The Emergency Medical Treatment and Labor Act (EMTALA) is an ED’s main regulatory concern when it comes to waiting room deaths and understaffed departments. The Medicare Conditions of Participation require all hospitals with EDs to comply with EMTALA. Failure to comply could lead to exclusion from Medicare — a dire situation for any facility. “A waiting room death itself, or understaffing itself, would not necessarily lead to Medicare exclusion. Rather, a waiting room death suggests EMTALA noncompliance, just as ED understaffing can cause EMTALA noncompliance,” Hertzler explains.

However, reports of either of these could lead the Centers for Medicare & Medicaid Services (CMS) to investigate. Depending on the findings, it could result in termination of the hospital’s Medicare contract.

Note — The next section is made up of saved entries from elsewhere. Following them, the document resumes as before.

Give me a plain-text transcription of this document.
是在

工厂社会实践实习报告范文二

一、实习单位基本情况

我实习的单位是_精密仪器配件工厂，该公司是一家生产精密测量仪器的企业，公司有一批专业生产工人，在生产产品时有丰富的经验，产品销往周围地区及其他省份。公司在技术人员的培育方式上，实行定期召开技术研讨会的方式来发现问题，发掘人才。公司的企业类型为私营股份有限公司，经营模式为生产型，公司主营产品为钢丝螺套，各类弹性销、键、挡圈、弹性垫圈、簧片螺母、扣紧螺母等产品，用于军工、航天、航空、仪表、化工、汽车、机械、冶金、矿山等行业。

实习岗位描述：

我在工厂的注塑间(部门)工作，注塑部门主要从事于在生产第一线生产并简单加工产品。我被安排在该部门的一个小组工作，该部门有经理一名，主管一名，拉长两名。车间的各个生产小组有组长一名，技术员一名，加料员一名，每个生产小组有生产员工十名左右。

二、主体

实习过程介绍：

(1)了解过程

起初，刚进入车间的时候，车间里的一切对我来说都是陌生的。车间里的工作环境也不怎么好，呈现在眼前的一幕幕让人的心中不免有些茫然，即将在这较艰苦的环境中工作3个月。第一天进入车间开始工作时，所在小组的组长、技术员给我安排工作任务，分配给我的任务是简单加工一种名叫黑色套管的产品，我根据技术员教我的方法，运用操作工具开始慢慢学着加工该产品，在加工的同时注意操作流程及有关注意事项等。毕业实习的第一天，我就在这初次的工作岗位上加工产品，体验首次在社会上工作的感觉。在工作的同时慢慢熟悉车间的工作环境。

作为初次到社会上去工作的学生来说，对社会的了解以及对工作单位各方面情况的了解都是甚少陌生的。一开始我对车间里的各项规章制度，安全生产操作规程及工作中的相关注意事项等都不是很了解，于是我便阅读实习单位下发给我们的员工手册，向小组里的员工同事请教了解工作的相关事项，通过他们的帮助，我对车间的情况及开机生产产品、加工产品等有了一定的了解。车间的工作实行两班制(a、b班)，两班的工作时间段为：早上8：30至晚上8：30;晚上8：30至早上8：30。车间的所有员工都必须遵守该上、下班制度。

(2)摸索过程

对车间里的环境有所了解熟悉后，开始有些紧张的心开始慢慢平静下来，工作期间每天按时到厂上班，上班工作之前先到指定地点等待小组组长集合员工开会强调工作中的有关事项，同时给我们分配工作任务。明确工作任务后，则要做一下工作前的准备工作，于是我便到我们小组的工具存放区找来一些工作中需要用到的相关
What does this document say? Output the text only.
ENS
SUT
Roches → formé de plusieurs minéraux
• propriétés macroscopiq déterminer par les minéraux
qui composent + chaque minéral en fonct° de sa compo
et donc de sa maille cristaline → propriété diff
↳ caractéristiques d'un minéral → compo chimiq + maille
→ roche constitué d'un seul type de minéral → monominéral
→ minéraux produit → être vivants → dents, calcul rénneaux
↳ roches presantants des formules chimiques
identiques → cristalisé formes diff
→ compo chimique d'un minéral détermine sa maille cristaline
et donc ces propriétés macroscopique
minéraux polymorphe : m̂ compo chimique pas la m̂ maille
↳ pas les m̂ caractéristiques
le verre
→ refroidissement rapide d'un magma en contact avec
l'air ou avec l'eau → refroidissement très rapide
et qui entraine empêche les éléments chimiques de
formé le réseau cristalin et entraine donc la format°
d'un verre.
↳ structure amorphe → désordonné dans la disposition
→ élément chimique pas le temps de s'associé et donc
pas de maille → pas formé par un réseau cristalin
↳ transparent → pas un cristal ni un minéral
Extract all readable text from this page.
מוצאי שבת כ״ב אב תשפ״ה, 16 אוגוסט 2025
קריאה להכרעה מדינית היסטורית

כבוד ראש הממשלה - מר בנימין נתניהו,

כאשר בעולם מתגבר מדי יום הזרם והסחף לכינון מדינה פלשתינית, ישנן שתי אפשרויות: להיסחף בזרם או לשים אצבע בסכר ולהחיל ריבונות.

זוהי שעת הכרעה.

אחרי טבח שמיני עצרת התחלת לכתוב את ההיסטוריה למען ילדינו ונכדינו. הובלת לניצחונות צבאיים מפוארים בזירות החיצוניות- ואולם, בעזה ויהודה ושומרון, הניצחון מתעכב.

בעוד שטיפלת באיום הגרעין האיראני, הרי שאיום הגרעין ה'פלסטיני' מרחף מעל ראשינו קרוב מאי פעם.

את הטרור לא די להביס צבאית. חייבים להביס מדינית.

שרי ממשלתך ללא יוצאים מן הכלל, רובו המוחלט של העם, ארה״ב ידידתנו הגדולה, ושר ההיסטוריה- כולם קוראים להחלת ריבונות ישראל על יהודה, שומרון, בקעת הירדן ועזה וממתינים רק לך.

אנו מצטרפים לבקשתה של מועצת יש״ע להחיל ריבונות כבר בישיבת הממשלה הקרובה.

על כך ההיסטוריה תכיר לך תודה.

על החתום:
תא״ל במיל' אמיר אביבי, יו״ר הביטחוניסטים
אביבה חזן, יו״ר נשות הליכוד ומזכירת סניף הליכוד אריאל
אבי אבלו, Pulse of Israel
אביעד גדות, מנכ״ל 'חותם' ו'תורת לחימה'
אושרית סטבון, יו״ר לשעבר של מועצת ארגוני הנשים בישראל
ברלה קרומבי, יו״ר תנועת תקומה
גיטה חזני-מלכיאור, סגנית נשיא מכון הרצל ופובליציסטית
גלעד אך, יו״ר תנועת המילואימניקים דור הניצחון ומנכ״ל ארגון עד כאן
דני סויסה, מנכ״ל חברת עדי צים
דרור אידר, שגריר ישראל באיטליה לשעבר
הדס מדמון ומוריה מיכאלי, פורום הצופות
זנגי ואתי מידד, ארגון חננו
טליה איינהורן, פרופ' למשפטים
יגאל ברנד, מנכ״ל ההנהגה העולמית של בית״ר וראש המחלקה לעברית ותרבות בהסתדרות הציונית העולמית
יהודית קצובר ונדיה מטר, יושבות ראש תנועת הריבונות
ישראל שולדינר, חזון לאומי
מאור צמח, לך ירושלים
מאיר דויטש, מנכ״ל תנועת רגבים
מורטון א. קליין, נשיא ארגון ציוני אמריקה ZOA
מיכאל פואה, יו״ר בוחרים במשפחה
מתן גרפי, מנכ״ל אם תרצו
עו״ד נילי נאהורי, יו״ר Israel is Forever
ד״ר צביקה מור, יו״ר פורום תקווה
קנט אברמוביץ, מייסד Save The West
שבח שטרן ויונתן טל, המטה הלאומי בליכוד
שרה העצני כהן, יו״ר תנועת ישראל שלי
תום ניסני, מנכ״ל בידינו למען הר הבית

Failure to provide effective and accurate treatment within a reasonable time can constitute failure to fulfill EMTALA’s requirement of providing an “appropriate” medical screening examination (MSE).

For example, in 2008, a Virginia hospital was sued after a patient presented to the ED and received a brief triage, which failed to note history of diabetes.1 The patient did not receive a thorough examination until 11 hours later. The patient was triaged as low-acuity, and went into cardiac arrest while waiting for an evaluation. The patient fully recovered, but alleged the failure to provide a thorough and “prompt” MSE constituted a failure to fulfill EMTALA’s requirement of an “appropriate” MSE.

In 2022, after a highly publicized death in an ED waiting room, a North Carolina hospital hired hundreds of nurses to avoid the termination of its Medicare contract.2 A patient was triaged as urgent, but did not receive care for another five hours. The incident triggered an inspection, which resulted in CMS threatening to terminate the hospital’s Medicare contract. “The hospital responded with a hiring spree, and state inspectors have since recommended that CMS rescind its threat,” Hertzler reports.

It is important for ED providers to understand an individual EP or hospital can be liable under EMTALA, even if no one is hurt. “For most other federal and state risks, EDs can be liable only if a patient or another facility suffers harm,” Hertzler says. “EMTALA also provides a private cause of action.”

If a patient “suffers personal harm as a direct result” of an ED’s EMTALA violation, that patient may sue the hospital for personal injury. Additionally, if an ED violates EMTALA in a way that harms another medical facility, that facility also can sue the ED for damages. For example, an understaffed ED may delay transfer, putting the patient in a worse condition upon arrival at the receiving facility. “At the state level, any harm a patient suffers from ED understaffing or overcrowding would be actionable primarily under the tort laws of the state in question,” Hertzler notes.

These laws differ from state to state, but they mostly consist of negligence or medical malpractice. “The liability risk for these suits would be if — and only if — understaffing or overcrowding injured a patient,” Hertzler stresses.

For example, an understaffed ED might fail to treat a patient promptly, causing his or her condition to worsen beyond what it would have if the patient received prompt treatment. “Or, an ED physician, overworked and trying to keep up with extra-high patient volumes, might do a sloppy job so that he can move on to the next patient, thus failing to treat that patient fully, and causing the patient further harm,” Hertzler says.

Under EMTALA and state tort lawsuits, ED providers are liable only if their actions were negligent. “If the hospital or provider in question has done everything reasonable in its power to avoid understaffing issues or to treat the patient, then the hospital or provider generally cannot be liable for patient death or other harm,” Hertzler says. “This is still a high bar.”

What actions constitute “reasonable” efforts to avoid understaffing might be much different in the eyes of a judge or to members of a jury than in the eyes of hospital administrators or providers. “But still, this bar means that a hospital or provider is not de facto guilty when a patient dies due to understaffing,” Hertzler asserts.

REFERENCES

1. Scruggs v. Danville Regional Medical Center of Virginia. Case No. 4:08CV00005 (W.D. Va., Sep. 5, 2008).